Хороши у него бывали глаза, когда он смеялся, – какие-то женски ласковые и нежно мягкие. И смех его, почти беззвучный, был как-то особенно хорош. Смеясь, он именно наслаждался смехом, ликовал; я не знаю, кто бы еще мог смеяться так – скажу – «духовно». Грубые анекдоты никогда не смешили его. Смеясь так мило и душевно, он рассказывал мне:
– Знаете, почему Толстой относится к вам так неровно? Он ревнует, он думает, что Сулержицкий любит вас больше, чем его. Да, да. Вчера он говорил мне: «Не могу отнестись к Горькому искренно, сам не знаю почему, а не могу. Мне даже неприятно, что Сулер живет у него. Сулеру это вредно. Горький – злой человек. Он похож на семинариста, которого насильно постригли в монахи и этим обозлили его на все. У него душа соглядатая, он пришел откуда-то в чужую ему, Ханаанскую землю, ко всему присматривается, все замечает и обо всем доносит какому-то своему богу. А бог у него – урод, вроде лешего или водяного деревенских баб».
Рассказывая, Чехов досмеялся до слез и, отирая слезы, продолжал:
– Я говорю: «Горький добрый». А он: «Нет, нет, я знаю. У него утиный нос, такие носы бывают только у несчастных и злых. И женщины не любят его, а у женщин, как у собак, есть чутье к хорошему человеку. Вот Сулер – он обладает действительно драгоценной способностью бескорыстной любви к людям. В этом он – гениален. Уметь любить – значит все уметь…»
Отдохнув, Чехов повторил:
– Да, старик ревнует… Какой удивительный…
О Толстом он говорил всегда с какой-то особенной, едва уловимой, нежной и смущенной улыбочкой в глазах, говорил, понижая голос, как о чем-то призрачном, таинственном, что требует слов осторожных, мягких.
Неоднократно жаловался, что около Толстого нет Эккермана, человека, который бы тщательно записывал острые, неожиданные и, часто, противоречивые мысли старого мудреца.
– Вот бы вы занялись этим, – убеждал он Сулержицкого, – Толстой так любит вас, так много и хорошо говорит с вами.
О Сулере Чехов сказал мне:
– Это – мудрый ребенок…
Очень хорошо сказал.
Как-то при мне Толстой восхищался рассказом Чехова, кажется – «Душечкой». Он говорил:
– Это – как бы кружево, сплетенное целомудренной девушкой; были в старину такие девушки-кружевницы, «вековуши», они всю жизнь свою, все мечты о счастье влагали в узор. Мечтали узорами о самом милом, всю неясную, чистую любовь свою вплетали в кружево. – Толстой говорил очень волнуясь, со слезами на глазах.

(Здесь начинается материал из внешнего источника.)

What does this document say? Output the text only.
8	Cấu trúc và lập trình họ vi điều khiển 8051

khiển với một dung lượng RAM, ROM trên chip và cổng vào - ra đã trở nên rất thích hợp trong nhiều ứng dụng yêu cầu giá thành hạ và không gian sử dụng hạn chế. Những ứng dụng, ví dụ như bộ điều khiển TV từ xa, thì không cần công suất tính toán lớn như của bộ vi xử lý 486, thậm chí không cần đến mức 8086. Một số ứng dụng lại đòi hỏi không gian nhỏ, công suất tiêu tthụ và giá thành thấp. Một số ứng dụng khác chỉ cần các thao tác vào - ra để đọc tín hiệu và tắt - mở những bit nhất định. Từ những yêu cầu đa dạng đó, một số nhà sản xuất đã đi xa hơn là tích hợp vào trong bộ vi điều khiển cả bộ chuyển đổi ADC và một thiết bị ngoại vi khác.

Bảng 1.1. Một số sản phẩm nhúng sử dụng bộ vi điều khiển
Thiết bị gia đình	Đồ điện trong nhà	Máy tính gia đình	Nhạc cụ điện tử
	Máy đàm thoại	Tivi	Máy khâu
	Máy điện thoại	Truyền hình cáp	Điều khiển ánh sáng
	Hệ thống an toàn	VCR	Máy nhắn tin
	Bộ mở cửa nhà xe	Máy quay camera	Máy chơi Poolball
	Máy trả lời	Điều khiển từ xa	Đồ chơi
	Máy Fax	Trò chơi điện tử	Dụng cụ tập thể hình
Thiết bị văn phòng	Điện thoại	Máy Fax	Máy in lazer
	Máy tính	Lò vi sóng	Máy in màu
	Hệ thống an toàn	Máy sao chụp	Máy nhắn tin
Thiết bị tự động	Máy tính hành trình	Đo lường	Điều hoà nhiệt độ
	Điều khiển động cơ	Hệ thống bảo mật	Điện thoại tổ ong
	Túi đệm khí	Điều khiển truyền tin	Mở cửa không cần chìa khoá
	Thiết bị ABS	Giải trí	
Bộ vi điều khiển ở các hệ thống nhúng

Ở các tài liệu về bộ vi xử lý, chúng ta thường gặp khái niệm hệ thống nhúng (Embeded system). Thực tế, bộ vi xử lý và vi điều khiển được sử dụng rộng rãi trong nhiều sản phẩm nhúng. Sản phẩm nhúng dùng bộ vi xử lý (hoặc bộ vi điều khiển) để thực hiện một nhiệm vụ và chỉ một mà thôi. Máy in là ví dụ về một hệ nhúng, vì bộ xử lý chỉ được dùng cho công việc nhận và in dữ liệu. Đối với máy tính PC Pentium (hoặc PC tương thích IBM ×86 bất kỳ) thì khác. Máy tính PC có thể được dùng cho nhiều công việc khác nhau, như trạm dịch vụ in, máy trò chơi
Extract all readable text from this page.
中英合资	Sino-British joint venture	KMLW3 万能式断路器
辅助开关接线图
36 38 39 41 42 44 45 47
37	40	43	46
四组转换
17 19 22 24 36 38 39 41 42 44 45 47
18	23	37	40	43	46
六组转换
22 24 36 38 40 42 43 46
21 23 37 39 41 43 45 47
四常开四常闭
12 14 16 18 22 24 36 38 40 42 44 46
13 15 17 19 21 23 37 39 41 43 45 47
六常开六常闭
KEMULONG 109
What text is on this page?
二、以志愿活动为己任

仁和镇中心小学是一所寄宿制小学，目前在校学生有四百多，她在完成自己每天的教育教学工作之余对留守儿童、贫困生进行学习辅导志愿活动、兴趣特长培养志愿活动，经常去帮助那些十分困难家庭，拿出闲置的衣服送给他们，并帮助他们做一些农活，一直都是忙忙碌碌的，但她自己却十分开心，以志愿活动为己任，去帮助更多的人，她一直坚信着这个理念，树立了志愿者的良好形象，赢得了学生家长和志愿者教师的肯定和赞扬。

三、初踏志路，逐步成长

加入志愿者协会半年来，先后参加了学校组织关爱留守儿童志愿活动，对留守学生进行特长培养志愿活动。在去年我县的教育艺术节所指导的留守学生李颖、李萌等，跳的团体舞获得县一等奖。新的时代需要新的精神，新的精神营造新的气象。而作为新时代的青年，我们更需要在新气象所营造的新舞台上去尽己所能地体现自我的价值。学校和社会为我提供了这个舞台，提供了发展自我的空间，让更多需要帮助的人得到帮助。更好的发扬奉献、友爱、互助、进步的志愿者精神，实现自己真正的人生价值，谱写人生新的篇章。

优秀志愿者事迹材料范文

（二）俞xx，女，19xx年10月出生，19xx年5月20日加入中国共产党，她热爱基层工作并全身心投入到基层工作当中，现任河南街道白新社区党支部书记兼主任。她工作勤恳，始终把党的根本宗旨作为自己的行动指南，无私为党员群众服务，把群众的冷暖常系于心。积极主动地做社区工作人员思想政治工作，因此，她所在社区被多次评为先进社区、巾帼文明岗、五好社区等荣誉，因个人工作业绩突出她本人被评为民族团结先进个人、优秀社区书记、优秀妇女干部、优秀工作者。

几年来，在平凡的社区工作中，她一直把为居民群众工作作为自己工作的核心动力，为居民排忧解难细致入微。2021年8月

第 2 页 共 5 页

А у Чехова в этот день была повышенная температура, он сидел с красными пятнами на щеках и, наклоня голову, тщательно протирал пенсне. Долго молчал, наконец, вздохнув, сказал тихо и смущенно:
– Там – опечатки…
О Чехове можно написать много, но необходимо писать о нем очень мелко и четко, чего я не умею. Хорошо бы написать о нем так, как сам он написал «Степь», рассказ ароматный, легкий и такой, по-русски, задумчиво грустный. Рассказ – для себя.
Хорошо вспомнить о таком человеке, тотчас в жизнь твою возвращается бодрость, снова входит в нее ясный смысл.
Человек – ось мира.
А – скажут – пороки, а недостатки его?
Все мы голодны любовью к человеку, а при голоде и плохо выпеченный хлеб – сладко питает.